The court unanimously ruled that the School Funding Reform Act adopted by lawmakers last year is “a constitutionally adequate scheme.”
Earlier this spring, state Attorney General Anne Milgram told the court that the revised formula spreads money based on “children’s needs, not children’s zip codes.”
The court’s opinion, written by Justice Jaynee LaVecchia, places a condition on the ruling: the system must be reviewed for fairness in three years.
“There is no absolute guarantee that (the revised funding plan) will achieve the results desired by all,” the opinion states. “The political branches of government, however, are entitled to take reasoned steps, even if the outcome cannot be assured, to address the pressing social, economic and educational challenges confronting our state.”
The state Supreme Court had previously ordered that New Jersey’s poorest communities be funded on par with the most affluent.
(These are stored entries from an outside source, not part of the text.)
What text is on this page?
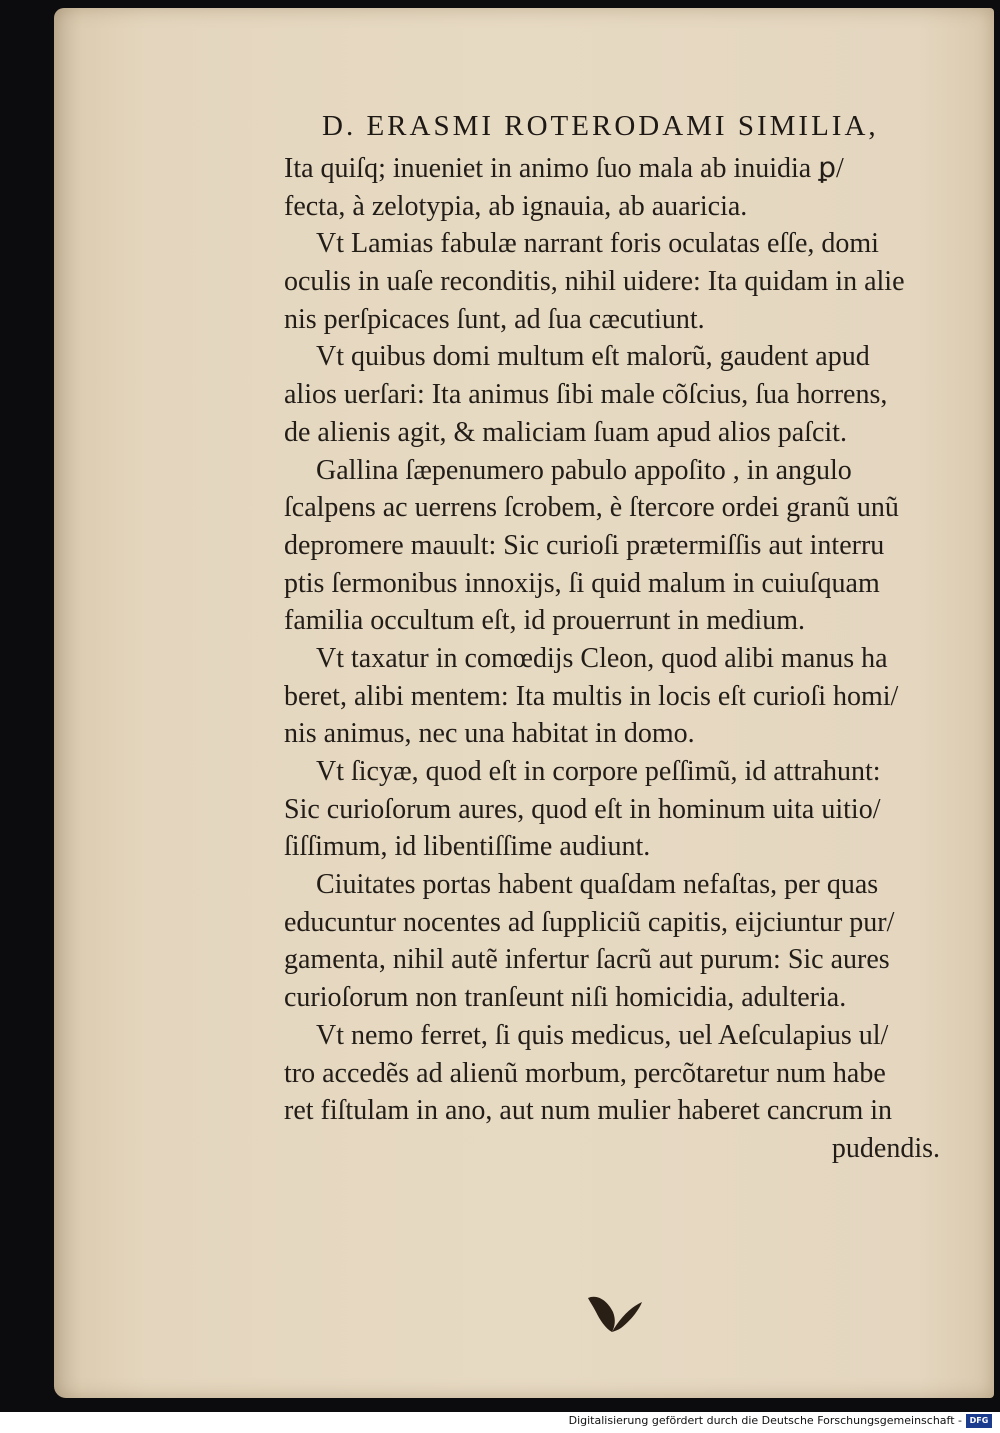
D. ERASMI ROTERODAMI SIMILIA,
Ita quiſq; inueniet in animo ſuo mala ab inuidia ꝑ/
fecta, à zelotypia, ab ignauia, ab auaricia.
Vt Lamias fabulæ narrant foris oculatas eſſe, domi
oculis in uaſe reconditis, nihil uidere: Ita quidam in alie
nis perſpicaces ſunt, ad ſua cæcutiunt.
Vt quibus domi multum eſt malorũ, gaudent apud
alios uerſari: Ita animus ſibi male cõſcius, ſua horrens,
de alienis agit, & maliciam ſuam apud alios paſcit.
Gallina ſæpenumero pabulo appoſito , in angulo
ſcalpens ac uerrens ſcrobem, è ſtercore ordei granũ unũ
depromere mauult: Sic curioſi prætermiſſis aut interru
ptis ſermonibus innoxijs, ſi quid malum in cuiuſquam
familia occultum eſt, id prouerrunt in medium.
Vt taxatur in comœdijs Cleon, quod alibi manus ha
beret, alibi mentem: Ita multis in locis eſt curioſi homi/
nis animus, nec una habitat in domo.
Vt ſicyæ, quod eſt in corpore peſſimũ, id attrahunt:
Sic curioſorum aures, quod eſt in hominum uita uitio/
ſiſſimum, id libentiſſime audiunt.
Ciuitates portas habent quaſdam nefaſtas, per quas
educuntur nocentes ad ſuppliciũ capitis, eijciuntur pur/
gamenta, nihil autẽ infertur ſacrũ aut purum: Sic aures
curioſorum non tranſeunt niſi homicidia, adulteria.
Vt nemo ferret, ſi quis medicus, uel Aeſculapius ul/
tro accedẽs ad alienũ morbum, percõtaretur num habe
ret fiſtulam in ano, aut num mulier haberet cancrum in
pudendis.
Digitalisierung gefördert durch die Deutsche Forschungsgemeinschaft - DFG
The new plan distributes school aid money based on enrollment, with additional funding going to districts with high concentrations of students who are poor, have special needs or have limited English skills.
“The new school funding formula recognizes that in addition to the children living in the 31 so-called ‘Abbott’ districts, there is a universe of low-income students among the other school districts,” said state Sen. Barbara Buono (D-Middlesex), sponsor of the state’s new school funding formula.
“In fact, nearly half of the low-income, special needs children in the state live in districts other than the Abbott districts. We enacted a school funding law that takes this into account and ensures the money the state provides for education finds its way to the students who need it, regardless of where they live.”
Not everyone is convinced that the court decision represents a victory for New Jersey’s school children.
“We are deeply concerned that the (School Funding Reform Act) formula will quickly return New Jersey to the unequal school system we had in the past, and undo a decade of measurable educational improvements for our poorest school children,” said David Sciarra, executive director of the Education Law Center in Newark.